The boat had an engine but no navigation system, said Fulvia Conte, the rescue coordinator for the Geo Barents ship, which is run by the humanitarian charity, Doctors Without Borders.
The group of Syrians and Egyptians had spent hours at sea with the boat low in the water.
“Many of them were below deck, in the belly of the boat, a place that is even more unsafe as far as ventilation is concerned,” Conte told The Associated Press, adding that rescuers have found people dead below deck during previous rescues.
The second rescue involved 96 people on a similar wooden boat, including nine children, mainly Syrians.
The Italian Maritime Authority told the Geo Barents to take the rescued people to the port of Salerno, near Naples, 400 kilometers from their current location, according to Conte.
She said the assigning of a far-off port keeps rescue ships out of the area where they are needed for long periods of time. “It means to have probably more people crossing in a very unsafe way, or even dying or disappearing or being intercepted and then brought back to Libya.”
In a recent statement, the aid group denounced “the scandalous inaction of the governments that sentence to death thousands of people every year.”
According to Italian Interior Ministry statistics, as of October 6th, nearly 136,000 people had arrived in Italy this year, compared with 72,000 in the same period in 2023.
Italian Premier Giorgia Meloni, who has vowed to take “extraordinary measures” to deal with the surging flux of migrants, is in Granada, Spain, for a summit where she has been discussing migration with other European leaders.

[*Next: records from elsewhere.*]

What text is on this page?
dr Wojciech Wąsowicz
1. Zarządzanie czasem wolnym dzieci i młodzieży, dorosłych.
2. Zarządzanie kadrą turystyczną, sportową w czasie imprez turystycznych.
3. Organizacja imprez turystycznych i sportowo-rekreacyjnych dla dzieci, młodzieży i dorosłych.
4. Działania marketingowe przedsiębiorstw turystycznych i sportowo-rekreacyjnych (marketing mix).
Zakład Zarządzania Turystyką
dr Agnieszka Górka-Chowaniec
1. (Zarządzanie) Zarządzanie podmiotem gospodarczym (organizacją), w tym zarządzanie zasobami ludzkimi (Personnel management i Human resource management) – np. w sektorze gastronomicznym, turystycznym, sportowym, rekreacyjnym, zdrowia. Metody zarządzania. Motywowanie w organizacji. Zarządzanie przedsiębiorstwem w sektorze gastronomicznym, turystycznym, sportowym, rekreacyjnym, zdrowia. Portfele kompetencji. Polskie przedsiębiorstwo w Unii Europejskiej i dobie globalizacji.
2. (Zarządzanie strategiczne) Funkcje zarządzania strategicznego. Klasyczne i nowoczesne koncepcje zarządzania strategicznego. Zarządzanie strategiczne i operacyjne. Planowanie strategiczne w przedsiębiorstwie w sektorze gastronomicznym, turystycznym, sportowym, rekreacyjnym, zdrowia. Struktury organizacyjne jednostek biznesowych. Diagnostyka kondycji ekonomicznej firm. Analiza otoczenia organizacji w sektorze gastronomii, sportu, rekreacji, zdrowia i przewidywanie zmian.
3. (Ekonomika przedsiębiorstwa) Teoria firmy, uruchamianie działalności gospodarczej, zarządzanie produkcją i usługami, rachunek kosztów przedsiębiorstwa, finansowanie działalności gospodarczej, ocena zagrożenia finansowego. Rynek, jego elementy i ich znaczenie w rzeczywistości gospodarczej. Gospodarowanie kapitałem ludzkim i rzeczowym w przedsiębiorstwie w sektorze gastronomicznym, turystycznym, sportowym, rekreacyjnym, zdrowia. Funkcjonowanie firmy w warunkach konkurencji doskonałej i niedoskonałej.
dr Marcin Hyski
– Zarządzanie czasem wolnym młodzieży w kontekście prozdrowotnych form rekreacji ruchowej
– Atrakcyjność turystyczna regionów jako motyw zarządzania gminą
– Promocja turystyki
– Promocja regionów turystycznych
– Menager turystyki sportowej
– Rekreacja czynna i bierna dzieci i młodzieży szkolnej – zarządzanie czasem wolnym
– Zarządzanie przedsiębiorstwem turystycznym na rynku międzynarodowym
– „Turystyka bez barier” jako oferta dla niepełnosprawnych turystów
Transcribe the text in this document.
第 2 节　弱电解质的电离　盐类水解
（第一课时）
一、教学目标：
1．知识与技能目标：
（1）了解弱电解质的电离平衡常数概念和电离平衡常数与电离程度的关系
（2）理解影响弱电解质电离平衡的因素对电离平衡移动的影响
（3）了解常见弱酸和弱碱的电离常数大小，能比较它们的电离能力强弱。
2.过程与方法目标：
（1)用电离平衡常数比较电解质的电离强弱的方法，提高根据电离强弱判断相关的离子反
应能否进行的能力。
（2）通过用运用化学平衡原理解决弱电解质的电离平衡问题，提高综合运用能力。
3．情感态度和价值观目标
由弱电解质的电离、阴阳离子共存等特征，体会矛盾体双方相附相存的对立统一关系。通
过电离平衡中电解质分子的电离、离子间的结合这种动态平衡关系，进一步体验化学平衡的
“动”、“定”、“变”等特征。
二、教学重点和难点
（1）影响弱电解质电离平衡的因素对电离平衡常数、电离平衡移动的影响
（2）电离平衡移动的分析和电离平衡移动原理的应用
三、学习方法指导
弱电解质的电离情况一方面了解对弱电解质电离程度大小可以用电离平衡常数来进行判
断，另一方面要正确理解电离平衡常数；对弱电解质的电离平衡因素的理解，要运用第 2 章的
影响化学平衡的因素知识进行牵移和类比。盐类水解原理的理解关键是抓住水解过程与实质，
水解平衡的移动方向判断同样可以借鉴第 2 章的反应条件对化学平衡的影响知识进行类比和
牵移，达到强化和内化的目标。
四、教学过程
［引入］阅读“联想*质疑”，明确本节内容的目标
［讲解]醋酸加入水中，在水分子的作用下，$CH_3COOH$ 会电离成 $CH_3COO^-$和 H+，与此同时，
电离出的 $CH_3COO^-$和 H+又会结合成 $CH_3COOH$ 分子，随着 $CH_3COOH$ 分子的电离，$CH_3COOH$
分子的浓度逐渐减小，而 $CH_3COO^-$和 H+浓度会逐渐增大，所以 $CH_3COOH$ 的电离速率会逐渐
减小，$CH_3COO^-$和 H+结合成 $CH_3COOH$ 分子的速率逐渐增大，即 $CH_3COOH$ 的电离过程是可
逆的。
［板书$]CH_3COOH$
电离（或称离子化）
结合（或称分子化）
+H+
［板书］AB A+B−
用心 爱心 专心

She is pushing for more help from other countries as Italy struggles to cope with the arrivals.
As the summit was underway over 900 migrants from sub-Saharan Africa landed on different islands in the Canary Islands archipelago over a 24-hour period.
The European Union (EU) has been under scrutiny for its role, and responses to the migration crisis. Critics argue that more needs to be done to safeguard migrants’ rights and lives, suggesting the establishment of safer and more lawful pathways to asylum. As well as improving the conditions and prospects for migrants returned to transit countries like Libya.
As winter approaches, conditions at sea will become even more treacherous, yet the allure of safety, stability, and a chance for a new life will undeniably continue to drive desperate individuals to undertake these risky journeys.
The recent events ignited renewed calls for a comprehensive and humanitarian approach to the migration crisis, urging global leaders to foster collaborations that prioritise the preservation of life and dignity for all individuals, regardless of their migratory status.
Discussions between leaders in Europe, North Africa, and international organisations are imperative to formulate strategies that address the root causes of forced migration and to ensure the safety and rights of those who feel compelled to embark on such hazardous journeys.